Publié le par Amélie Dalmazzo

A l’instar de Michael Jackson, les figures charismatiques sont des images ambivalentes et doubles. D'un côté elles précipitent l’individu dans sa quête aliénante de toute-puissance, tandis que simultanément elles sont des images-guides pouvant nous accompagner dans notre accomplissement personnel. 

Certes l’ambivalence de Michael Jackson lui confère en partie son statut charismatique : en synthétisant en lui-même les contraires (l'homme et la femme, l'enfant et l'adulte, le noir et le blanc) il suggère qu’il a su atteindre la complétude tant désirée par ses publics. 
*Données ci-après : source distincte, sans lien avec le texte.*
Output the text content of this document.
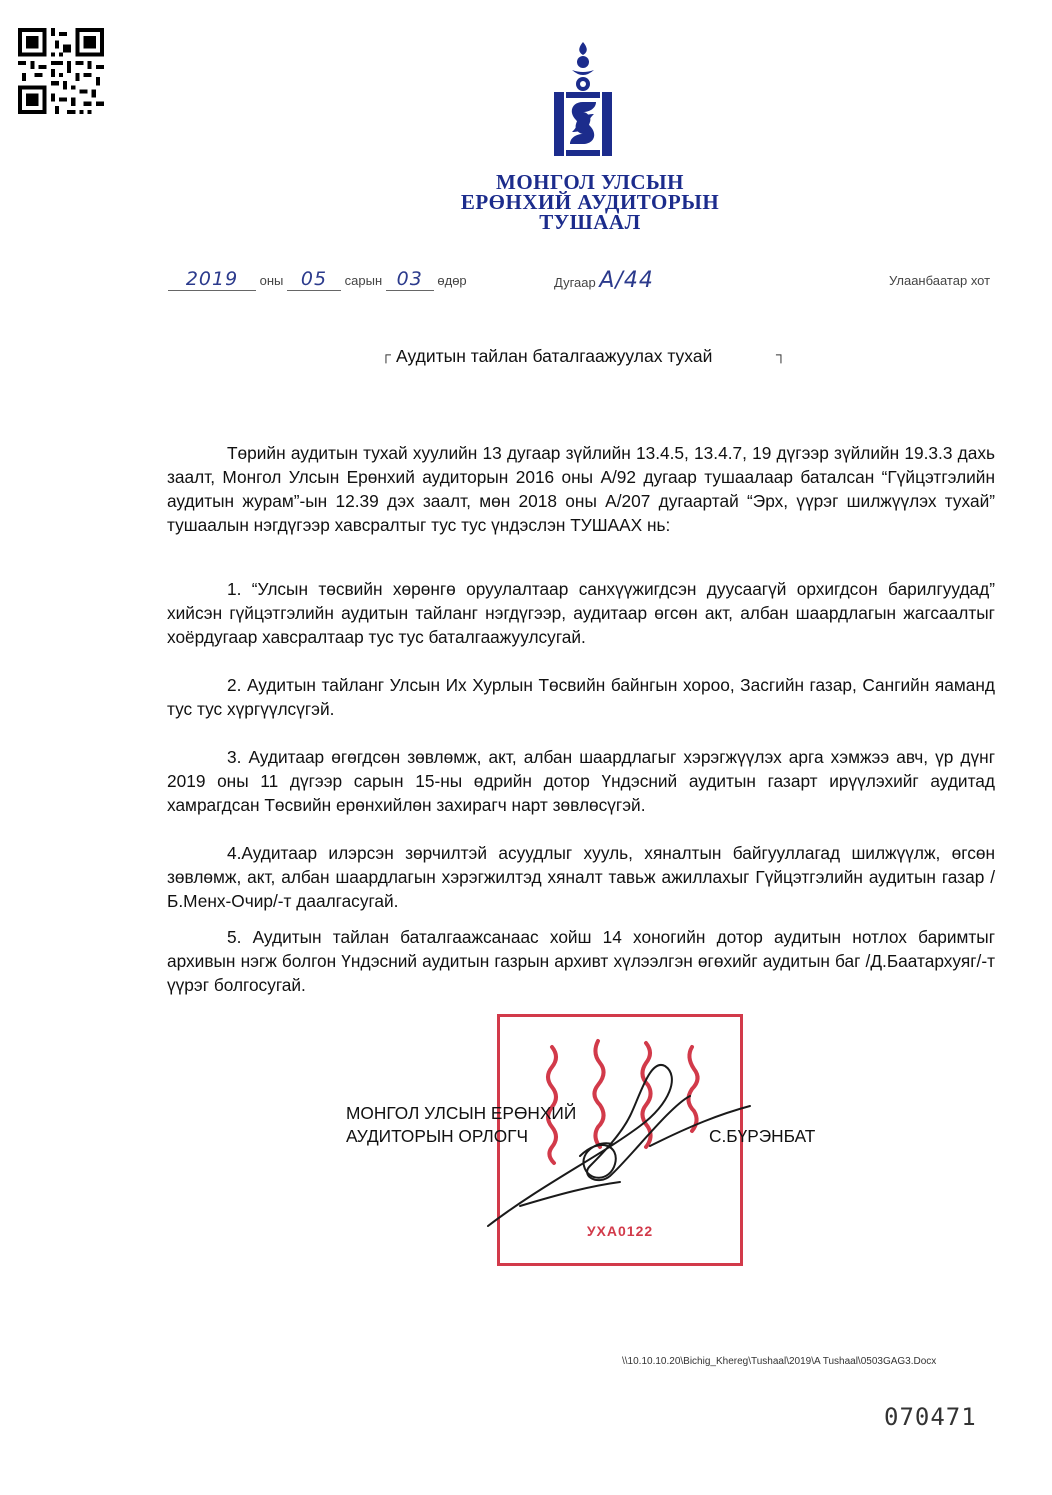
МОНГОЛ УЛСЫН
ЕРӨНХИЙ АУДИТОРЫН
ТУШААЛ
2019 оны 05 сарын 03 өдөр	Дугаар А/44	Улаанбаатар хот
┌ Аудитын тайлан баталгаажуулах тухай	┐

Төрийн аудитын тухай хуулийн 13 дугаар зүйлийн 13.4.5, 13.4.7, 19 дүгээр зүйлийн 19.3.3 дахь заалт, Монгол Улсын Ерөнхий аудиторын 2016 оны А/92 дугаар тушаалаар баталсан “Гүйцэтгэлийн аудитын журам”-ын 12.39 дэх заалт, мөн 2018 оны А/207 дугаартай “Эрх, үүрэг шилжүүлэх тухай” тушаалын нэгдүгээр хавсралтыг тус тус үндэслэн ТУШААХ нь:

1. “Улсын төсвийн хөрөнгө оруулалтаар санхүүжигдсэн дуусаагүй орхигдсон барилгуудад” хийсэн гүйцэтгэлийн аудитын тайланг нэгдүгээр, аудитаар өгсөн акт, албан шаардлагын жагсаалтыг хоёрдугаар хавсралтаар тус тус баталгаажуулсугай.

2. Аудитын тайланг Улсын Их Хурлын Төсвийн байнгын хороо, Засгийн газар, Сангийн яаманд тус тус хүргүүлсүгэй.

3. Аудитаар өгөгдсөн зөвлөмж, акт, албан шаардлагыг хэрэгжүүлэх арга хэмжээ авч, үр дүнг 2019 оны 11 дүгээр сарын 15-ны өдрийн дотор Үндэсний аудитын газарт ирүүлэхийг аудитад хамрагдсан Төсвийн ерөнхийлөн захирагч нарт зөвлөсүгэй.

4.Аудитаар илэрсэн зөрчилтэй асуудлыг хууль, хяналтын байгууллагад шилжүүлж, өгсөн зөвлөмж, акт, албан шаардлагын хэрэгжилтэд хяналт тавьж ажиллахыг Гүйцэтгэлийн аудитын газар /Б.Менх-Очир/-т даалгасугай.

5. Аудитын тайлан баталгаажсанаас хойш 14 хоногийн дотор аудитын нотлох баримтыг архивын нэгж болгон Үндэсний аудитын газрын архивт хүлээлгэн өгөхийг аудитын баг /Д.Баатархуяг/-т үүрэг болгосугай.

УХА0122
МОНГОЛ УЛСЫН ЕРӨНХИЙ
АУДИТОРЫН ОРЛОГЧ	С.БҮРЭНБАТ
\\10.10.10.20\Bichig_Khereg\Tushaal\2019\A Tushaal\0503GAG3.Docx
070471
Mais cette ambivalence est aussi le facteur principal de la fascination qu’il suscite. Face à cet être qui semble capable d’incarner une chose et son contraire, nous sommes bien incapables d’arrêter notre jugement, de le circonscrire par un mot, ou bien encore de l’appréhender par la force catégorisante de la pensée. De fait, il nous paralyse, nous statufie. Incarnant simultanément la force de vie et la puissance destructrice, synthétisant le proche et le lointain, le soi et le non-soi, le réel et l’imaginaire, Michael Jackson est bel et bien « indéfinissable »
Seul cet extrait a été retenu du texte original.